There’s basic human respect – you know, the kind of respect encoded in the Universal Declaration of Human Rights. It isn’t too hard to pay somebody this kind of respect. Just don’t be a tyrant. If you aren’t actively engaging in genocide, you’re already showing some respect to more than seven billion people. Congratulations. You won’t ruin the lives of millions, and you won’t eventually wind up in front of a war crimes tribunal.
And that’s a good thing, but it’s not enough respect for you to make it in polite society. You have to be concerned about your more immediate surroundings; your community and neighborhood. You have to eschew anti-social behavior on the homefront, including raping, murdering, stealing, and jaywalking. You have to hold doors (and not just for women), say “please” and “thank you”, and watch where you’re driving. This is a more personal level of respect; while you might not know all of your neighbors by name, you could potentially meet, dine, and twerk with each of the people whose lives your respect will positively influence, so choose your actions well when you’re out and about.
Above that, there’s a level of respect that you reserve for your friends. I don’t think it’s controversial to suggest that you are going to show your besties a higher degree of respect; at least, you should. After all, they tolerate your company, so you’d better do something to deserve it. Respecting your friends means different things to different people, but in general you do things to show your friends that they’re special to you. You remember their birthdays, and listen to their boring stories, and when you’re out with a group of friends, you don’t insist that you all go to a five-hour-long interpretive dance show.
Finally, there’s the respect you reserve for the one person who has, for whatever reason, graced your life with his or her presence. I’m talking about your significant other, your life partner, your spouse, your lover, your confidant and co-conspirator. It should go without saying that this person is the focal point of your respect.

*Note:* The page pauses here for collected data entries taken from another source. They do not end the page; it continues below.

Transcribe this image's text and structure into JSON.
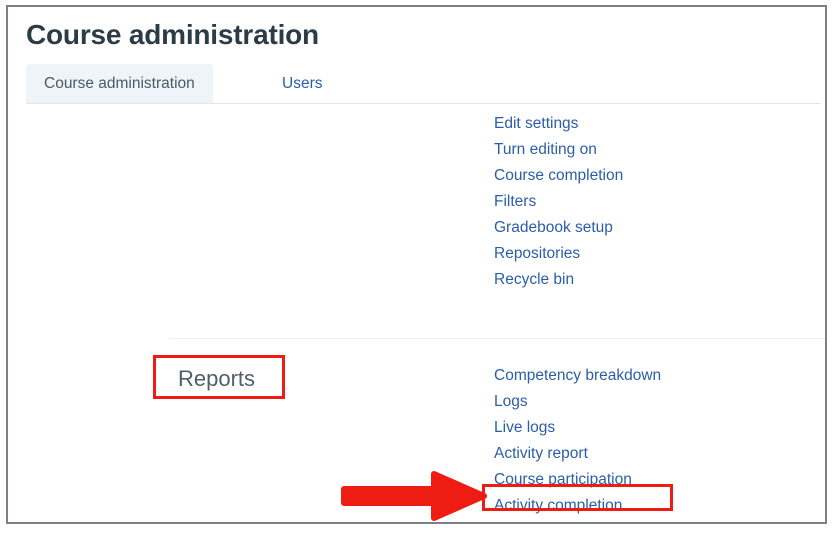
{
  "page": {
    "title": "Course administration"
  },
  "tabs": [
    {
      "label": "Course administration",
      "state": "active"
    },
    {
      "label": "Users",
      "state": "inactive"
    }
  ],
  "sections": [
    {
      "name": "course-settings",
      "heading": "",
      "links": [
        "Edit settings",
        "Turn editing on",
        "Course completion",
        "Filters",
        "Gradebook setup",
        "Repositories",
        "Recycle bin"
      ]
    },
    {
      "name": "reports",
      "heading": "Reports",
      "links": [
        "Competency breakdown",
        "Logs",
        "Live logs",
        "Activity report",
        "Course participation",
        "Activity completion"
      ]
    }
  ],
  "annotations": {
    "color": "#ee1c12",
    "highlight_boxes": [
      {
        "target": "Reports"
      },
      {
        "target": "Activity completion"
      }
    ],
    "arrow": {
      "points_to": "Activity completion",
      "direction": "right"
    }
  },
  "colors": {
    "link": "#2b5ea8",
    "title": "#2b3c47",
    "active_tab_bg": "#eef4f8",
    "frame_border": "#7c7f83",
    "annotation_red": "#ee1c12"
  }
}
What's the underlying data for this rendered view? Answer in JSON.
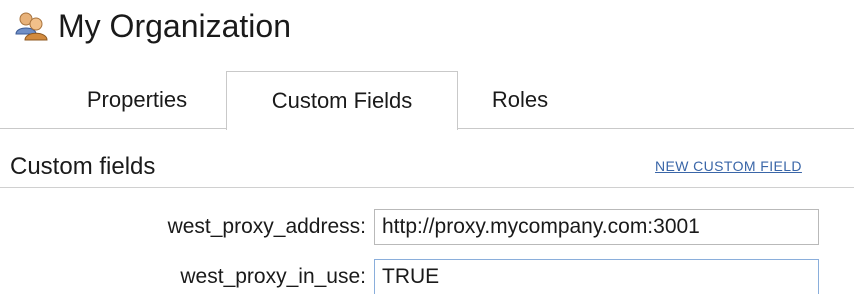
{
  "header": {
    "title": "My Organization",
    "icon": "organization-icon"
  },
  "tabs": [
    {
      "label": "Properties",
      "active": false
    },
    {
      "label": "Custom Fields",
      "active": true
    },
    {
      "label": "Roles",
      "active": false
    }
  ],
  "section": {
    "title": "Custom fields",
    "new_field_link": "NEW CUSTOM FIELD"
  },
  "fields": [
    {
      "label": "west_proxy_address:",
      "value": "http://proxy.mycompany.com:3001"
    },
    {
      "label": "west_proxy_in_use:",
      "value": "TRUE"
    }
  ],
  "colors": {
    "link": "#3a66a8",
    "border": "#c9c9c9",
    "focus_border": "#8aaedb"
  }
}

In addition to affording him or her all the other layers of respect, you’ve chosen to open your heart and potentially make yourself vulnerable. If you cannot see that your significant other deserves a layer of respect above and beyond what you afford to the rest of humanity, then you should be single.
I think the problem with a lot of people (certainly the type of people who say things like “respect few”) is that they think respecting somebody is an admission of inferiority. They say things like “You have to earn my respect,” which is really selfish and thoughtless. By virtue of the fact that I am alive, I deserve at least a modicum of your respect, as you do of mine. I deserve to be treated with an ounce of decency, whether you know who I am or not. I deserve not to be marginalized, oppressed, or in any other way mistreated – in fact, everybody deserves that. If you think that giving all people a crumb of dignity somehow makes you a punk, then you are the one unworthy of respect…not everybody else. Don’t worry, though…I’ll still afford you the basic human respect I give the rest of humanity. That’s just how I roll.
Now let’s talk about fear. Fear – in a proper setting – is a healthy emotion designed to assist you in your survival. It is perfectly acceptable to be afraid of somebody who has the capacity and determination to hurt you and/or your loved ones. Fear engages a set of survival tools that can make the difference between life and death. Don’t deny the fear…learn from it.
And stop being such an asshole. Seriously.